The apex court has held the scheme, under which individuals and companies can purchase bonds issued by the State Bank of India (SBI) and donate them to parties of their choice in total anonymity and without limit, violative of the right to information and hence ultra vires Article 19 (1) (a) of the Constitution. The court also found unlimited corporate funding to be unacceptable as it could translate to influence over policymaking and hence violative of the principles of free and fair elections. The court also struck down the amendments to the Representation of the People Act, the Companies Act and the Income Tax Act brought in to facilitate operation of the scheme.
A big takeaway of the order is that the SBI has to disclose the details of the bonds sales, including the details of the purchaser (individual or company) and the beneficiary party, since April 2019 to the Election Commission of India, which has to publish them on its website by March 13. The information will give the public an idea of the nature of the deals the scheme facilitated. It may be remembered that reports have suggested that the BJP has got Rs 10,122 crores, nearly 60 per cent of the 16,437.63 crores collected through the electoral bonds between 2018 and 2022, as per Election Commission data. The Congress, the principal Opposition party, was at a distant second position with Rs 1,547 crores.
The scheme and the logic on which it was based were flawed from the very inception. The government’s obvious plea was that it would introduce transparency in political funding as the bonds are issued and encashed though the banking system. It defended the anonymity clause saying its absence would attract retribution to entities by political parties.
Both arguments are specious.
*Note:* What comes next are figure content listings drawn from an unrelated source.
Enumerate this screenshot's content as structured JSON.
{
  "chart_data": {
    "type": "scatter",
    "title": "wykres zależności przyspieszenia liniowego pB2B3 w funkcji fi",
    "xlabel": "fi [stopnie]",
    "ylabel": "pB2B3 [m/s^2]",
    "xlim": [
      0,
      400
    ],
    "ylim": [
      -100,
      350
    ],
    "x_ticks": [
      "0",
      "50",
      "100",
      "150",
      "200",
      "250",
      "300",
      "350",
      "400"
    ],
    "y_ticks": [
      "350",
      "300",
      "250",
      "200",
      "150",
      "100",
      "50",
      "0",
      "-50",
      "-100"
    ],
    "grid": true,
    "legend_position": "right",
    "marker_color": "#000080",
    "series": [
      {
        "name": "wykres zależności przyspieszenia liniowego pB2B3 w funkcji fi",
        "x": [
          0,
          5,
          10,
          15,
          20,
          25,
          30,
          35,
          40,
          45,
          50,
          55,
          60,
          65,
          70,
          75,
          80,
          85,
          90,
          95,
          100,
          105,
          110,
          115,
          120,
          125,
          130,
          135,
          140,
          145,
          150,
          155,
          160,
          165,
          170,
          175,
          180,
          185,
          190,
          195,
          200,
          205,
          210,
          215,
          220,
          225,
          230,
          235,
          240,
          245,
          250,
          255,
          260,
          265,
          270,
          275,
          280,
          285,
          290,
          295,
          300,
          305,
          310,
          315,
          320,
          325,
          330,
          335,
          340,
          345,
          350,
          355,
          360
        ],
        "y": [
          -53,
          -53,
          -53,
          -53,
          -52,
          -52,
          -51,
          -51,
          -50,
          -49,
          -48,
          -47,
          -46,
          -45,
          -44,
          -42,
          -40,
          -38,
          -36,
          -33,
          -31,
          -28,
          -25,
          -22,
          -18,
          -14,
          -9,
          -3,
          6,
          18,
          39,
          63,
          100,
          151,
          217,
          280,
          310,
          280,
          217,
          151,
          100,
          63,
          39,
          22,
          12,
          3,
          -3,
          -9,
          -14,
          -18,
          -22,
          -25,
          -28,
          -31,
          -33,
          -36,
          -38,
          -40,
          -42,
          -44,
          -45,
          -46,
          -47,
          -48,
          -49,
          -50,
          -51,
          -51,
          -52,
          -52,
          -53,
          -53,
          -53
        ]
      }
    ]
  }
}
It’s a welcome idea that political parties get funds from the public, corporates included, in a transparent way which would be a legitimate means to insulate them from the demands of quid pro quo, a sure recipe for corruption. But that argument went up in smoke when the scheme ensured total anonymity to both the purchaser and the beneficiary party. Only a banking channel was introduced to facilitate what is otherwise an act of bribery.
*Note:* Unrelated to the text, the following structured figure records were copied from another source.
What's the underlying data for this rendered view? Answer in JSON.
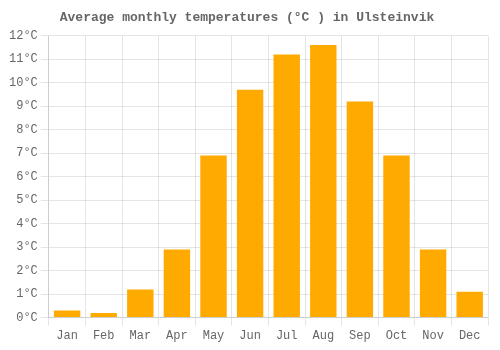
{
  "chart_data": {
    "type": "bar",
    "title": "Average monthly temperatures (°C ) in Ulsteinvik",
    "categories": [
      "Jan",
      "Feb",
      "Mar",
      "Apr",
      "May",
      "Jun",
      "Jul",
      "Aug",
      "Sep",
      "Oct",
      "Nov",
      "Dec"
    ],
    "values": [
      0.3,
      0.2,
      1.2,
      2.9,
      6.9,
      9.7,
      11.2,
      11.6,
      9.2,
      6.9,
      2.9,
      1.1
    ],
    "color": "#FFAA00",
    "ylim": [
      0,
      12
    ],
    "yticks": [
      {
        "value": 0,
        "label": "0°C"
      },
      {
        "value": 1,
        "label": "1°C"
      },
      {
        "value": 2,
        "label": "2°C"
      },
      {
        "value": 3,
        "label": "3°C"
      },
      {
        "value": 4,
        "label": "4°C"
      },
      {
        "value": 5,
        "label": "5°C"
      },
      {
        "value": 6,
        "label": "6°C"
      },
      {
        "value": 7,
        "label": "7°C"
      },
      {
        "value": 8,
        "label": "8°C"
      },
      {
        "value": 9,
        "label": "9°C"
      },
      {
        "value": 10,
        "label": "10°C"
      },
      {
        "value": 11,
        "label": "11°C"
      },
      {
        "value": 12,
        "label": "12°C"
      }
    ],
    "grid": true
  }
}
As the court pointed out, transparency in political funding cannot be achieved by granting absolute exemptions. Though the scheme offers anonymity, this would be meant only for the public and the Opposition. Since the party in power will have an option to get info on the purchasers and beneficiaries of the bonds and retribution always remained a possibility.
Electoral bonds thus proved to be a cure that is worse than the disease. All it did was to legalise corruption. Worse, it had a direct impact on the fairness of the electoral process, the cornerstone of democracy. As the Chief Justice of India pointed out in his judgment, information about the funding of political parties is essential for the effective exercise of the vote.
The government must draw lessons from the aborted attempt and sit with people who are interested in the furtherance of democracy to design better, transparent ways of political funding. There are better models available across the democratic world, including in the United States where transparent, limited funding to political parties is legal.